In respect of the poor quality food, Kupelo said a dietician at the nearby Victoria hospital could help out if the food was not up to standard.

Kupelo said the food given to patients every day “is calculated by the food service manager and no complaints were raised on the shortage of food.There are daily reports submitted in a written form indicating whether food was sufficient  or not,” he said. Kupelo supplied account statements to Rapport showing the purchase of vegetables and other food items.

“The institution followed the provincial menu ... The menu provides for users with special needs e.g. vegetarian and those who eat meat. Patients who buy from supermarkets buy snacks as a form of treats not due to starvation. On a monthly basis users attend occupational therapy, are given opportunities for outings, and do shopping at Spar and other shops. The institution has never had challenge of food fortunately. We utilise food contracts which makes it easy for us to have food available all times.”

Kupelo said the clothing budget for 2017/2019 was R2.7 million of which R1.2 million had been spent.    

“The institution has a three-year contract for patient clothing and linen. The hospital is facing no challenges relating to patient clothing and linen. We have a clothing and linen bank system to control the flow of clothing between the wards and laundry. It is totally not true that the current status of patients clothing is unacceptable,” Kupelo said.

Kupelo said the reason patients paid an R5 levy when withdrawing cash was because deposits into the hospital accounts cost the department R12.95 and withdrawals cost R11.95.

Professor Zukiswa Zingela, president of the South African Society of Psychiatrists in the Eastern Cape, said Sukeri’s complaints had been received and would be investigated.

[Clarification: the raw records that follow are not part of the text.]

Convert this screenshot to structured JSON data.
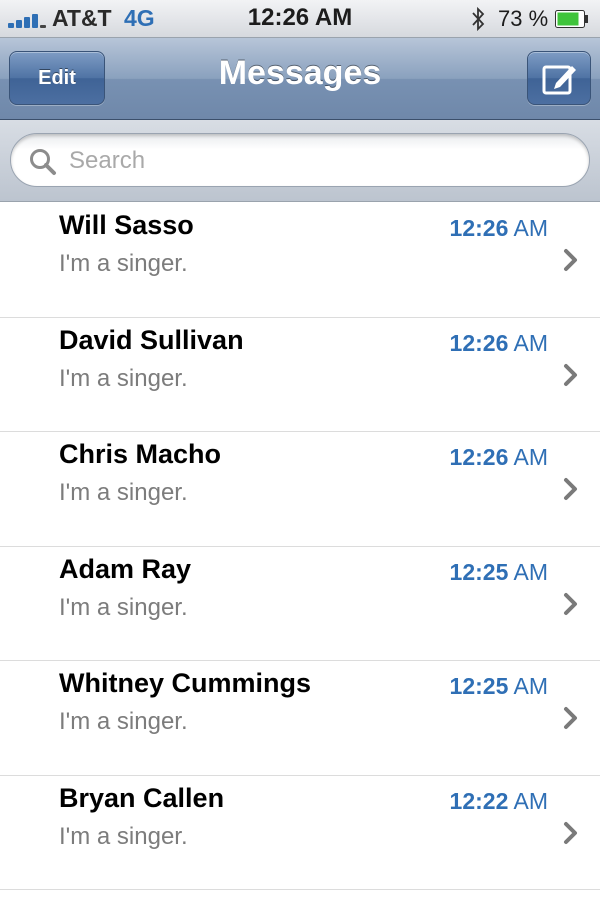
{
  "status_bar": {
    "carrier": "AT&T",
    "network": "4G",
    "time": "12:26 AM",
    "battery": "73 %",
    "icons": [
      "signal-icon",
      "bluetooth-icon",
      "battery-icon"
    ]
  },
  "nav": {
    "edit_label": "Edit",
    "title": "Messages",
    "compose_icon": "compose-icon"
  },
  "search": {
    "placeholder": "Search"
  },
  "messages": [
    {
      "name": "Will Sasso",
      "preview": "I'm a singer.",
      "time": "12:26",
      "ampm": "AM"
    },
    {
      "name": "David Sullivan",
      "preview": "I'm a singer.",
      "time": "12:26",
      "ampm": "AM"
    },
    {
      "name": "Chris Macho",
      "preview": "I'm a singer.",
      "time": "12:26",
      "ampm": "AM"
    },
    {
      "name": "Adam Ray",
      "preview": "I'm a singer.",
      "time": "12:25",
      "ampm": "AM"
    },
    {
      "name": "Whitney Cummings",
      "preview": "I'm a singer.",
      "time": "12:25",
      "ampm": "AM"
    },
    {
      "name": "Bryan Callen",
      "preview": "I'm a singer.",
      "time": "12:22",
      "ampm": "AM"
    }
  ],
  "colors": {
    "accent": "#2f6fb5",
    "nav_bar": "#7891b2",
    "battery_fill": "#3fc43b"
  }
}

With regards to the death register, Kupelo said: “A new register was developed following the sudden disappearance of the old register. The stolen register was miraculously found in the matron's office on Tuesday 27 February 2018. It is now clear that there are elements within the hospital who are hellbent on causing disruptions within the service. We suspect the same person who reported this information kept the old death register to him/herself  is behind the malicious allegations against the institution. The report of 90 deaths during that period is incorrect. There are 63 deaths documented in our register during that period.”

Kupelo said Dr Sukeri “has a tendency of defying authority and continues to discharge patients outside protocols”.